10X单细胞-10X空间转录组联合分析之七----CellDART

本文介绍了一种新方法CellDART,利用神经网络的领域适应技术解决10X单细胞和空间转录组数据的联合分析问题,特别强调了在复杂组织中识别不同细胞类型的挑战和CellDART的优势。通过实例展示了CellDART在细胞类型分布和空间异质性揭示上的性能。
摘要由CSDN通过智能技术生成

hello,大家好,今天再次给大家带来10X单细胞空间联合分析的一个新方法,CellDART,有关10X单细胞空间联合分析的文章呢,其实分享了不少了,在这里列举出来,有需要的可以学习一下

10X单细胞和空间联合分析的方法---cell2location
10X空间转录组和10X单细胞数据联合分析方法汇总
10X单细胞空间联合分析之三----Spotlight
10X单细胞空间联合分析之四----DSTG
10X单细胞空间联合分析之五----spatialDWLS
10X单细胞空间联合分析之六(依据每个spot的细胞数量进行单细胞空间联合分析)----Tangram

方法很多,但是一定要有自己的甄别能力,看看哪个才是适合自己的方法,今天我们分享的方法文献在CellDART: Cell type inference by domain adaptation of single-cell and spatial transcriptomic data,我们今天来看看这个方法有什么特别之处,适合于什么样的数据分析,先来分享文献,最后我们看一下示例代码。

Abstract

Deciphering(澄清,阐明,辨认) the cellular composition in genome-wide spatially resolved transcriptomic data is a critical task to clarify the spatial context of cells in a tissue.(这句话翻译过来就是阐明全基因组空间解析的转录组数据中的细胞组成是阐明组织中细胞空间背景的关键任务,这个确实非常重要),作者这里开发了一个新方法,cellDART, which estimates the spatial distribution of cells defined by single-cell level data using domain adaptation of neural networks(这个东西是什么,需要我们往下看看了) and applied it to the spatial mapping of human lung tissue。The neural network that predicts the cell proportion in a pseudospot, a virtual mixture of cells from single-cell data, is translated to decompose the cell types in each spatial barcoded region(这个是解卷积方法的常规思路)。下面运用这个软件分析了两个数据mouse brain and human dorsolateral prefrontal cortex tissue,当然了,效果不错,老套路了。

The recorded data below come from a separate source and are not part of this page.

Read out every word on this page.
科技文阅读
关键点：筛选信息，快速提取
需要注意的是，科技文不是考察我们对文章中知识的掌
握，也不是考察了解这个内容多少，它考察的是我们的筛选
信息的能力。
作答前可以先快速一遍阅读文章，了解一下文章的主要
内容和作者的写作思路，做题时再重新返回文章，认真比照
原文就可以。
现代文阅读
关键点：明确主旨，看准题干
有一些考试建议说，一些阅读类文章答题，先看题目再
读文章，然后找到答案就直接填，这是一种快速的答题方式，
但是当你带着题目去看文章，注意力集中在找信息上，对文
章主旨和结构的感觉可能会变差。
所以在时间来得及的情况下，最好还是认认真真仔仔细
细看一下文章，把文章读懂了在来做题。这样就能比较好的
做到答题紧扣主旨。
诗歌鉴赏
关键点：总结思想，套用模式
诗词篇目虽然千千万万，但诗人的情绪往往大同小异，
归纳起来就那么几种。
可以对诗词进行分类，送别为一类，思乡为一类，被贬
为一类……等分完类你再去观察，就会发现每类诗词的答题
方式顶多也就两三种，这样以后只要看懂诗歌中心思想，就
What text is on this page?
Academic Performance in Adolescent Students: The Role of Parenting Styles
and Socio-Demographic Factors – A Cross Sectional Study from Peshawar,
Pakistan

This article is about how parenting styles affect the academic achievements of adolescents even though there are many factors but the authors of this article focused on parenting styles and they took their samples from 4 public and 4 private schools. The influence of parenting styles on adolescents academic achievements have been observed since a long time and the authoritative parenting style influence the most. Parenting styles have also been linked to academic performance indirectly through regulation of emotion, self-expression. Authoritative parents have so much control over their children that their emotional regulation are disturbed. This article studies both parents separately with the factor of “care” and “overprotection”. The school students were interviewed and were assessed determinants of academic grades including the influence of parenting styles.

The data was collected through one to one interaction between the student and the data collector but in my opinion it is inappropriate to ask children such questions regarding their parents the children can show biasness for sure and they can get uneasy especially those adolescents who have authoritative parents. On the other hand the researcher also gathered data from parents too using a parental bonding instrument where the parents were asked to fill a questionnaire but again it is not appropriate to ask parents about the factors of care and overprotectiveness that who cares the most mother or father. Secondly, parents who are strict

CellDART is expected to help to elucidate the spatial heterogeneity of cells and their close interactions in various tissues.

Main(Introduction)这里我们总结一下

Breakthrough technologies enabled capturing genome-wide spatial gene expression at a resolution of several cells(10X空间转录组就是这个精度) to the single-cell(单细胞水平的空间转录组还是个大难题) and even subcellular levels(亚细胞水平这个华大好像研发成功了)。
Furthermore, emerging computational approaches facilitated the spatiotemporal tracking of specific cells and elucidated cell-to-cell interactions by preserving the spatial context(这个地方的分析难度相当高)。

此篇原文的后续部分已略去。